Looking at the first quarter of 2018, however, deal volume dropped to 1,899 deals from 2,483 in Q1 2017 and deal value declined to US$126 billion from US$130.9 billion, boosting average deal size to US$66 million.
“The pursuit of growth remains very much top of the agenda,” James says. “I think we're going to see more large-cap companies taking action to exit businesses or to run them very differently - reshaping portfolios to make them more relevant to the current consumer environment. The ongoing rationalization and consolidation of portfolios, similar to Nestlé's sale of its US confectionary business to Ferrero, will continue in 2018.”
The trend toward a longer-term view in dealings is also expected to continue, along with a willingness to pay a premium for consumer businesses in high-growth markets, James adds. “The model of private capital ownership with parties such as JAB Holdings and 3G Capital is something we expect to see more of in the consumer market, a longer-term ownership model, versus private equity.”
Consumer sector deal activity remained healthy in 2017 following a strong 2016, with a number of mega-deals contributing to an overall 6-percent increase in volume to 9,326.

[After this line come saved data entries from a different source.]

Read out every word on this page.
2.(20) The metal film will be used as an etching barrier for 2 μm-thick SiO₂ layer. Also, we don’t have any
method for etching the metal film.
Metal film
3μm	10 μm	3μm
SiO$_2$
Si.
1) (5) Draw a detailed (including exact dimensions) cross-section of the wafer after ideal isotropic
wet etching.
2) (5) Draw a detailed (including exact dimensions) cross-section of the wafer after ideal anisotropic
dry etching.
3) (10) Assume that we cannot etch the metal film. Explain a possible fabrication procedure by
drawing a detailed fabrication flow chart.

However, the overall value of deals declined 22 percent to US$501 billion from US$640 billion. This is in line with our 2017 M&A Predictor, which anticipated decreases in predicted appetite of 2 percent and 4 percent for Consumer Discretionary and Consumer Basics, respectively.
“We would be consider last year a top performing year when you look at the last two decades. Particularly in Europe and especially when we consider deal volume. Europe managed to remain the most active in terms of deal volume despite the backdrop of economic and consumer uncertainty,” says James.
The US, UK and Germany posted the most deals, followed by Canada and France, while the US, Italy and the Russian Federation posted the highest total value of deals, followed by France and China.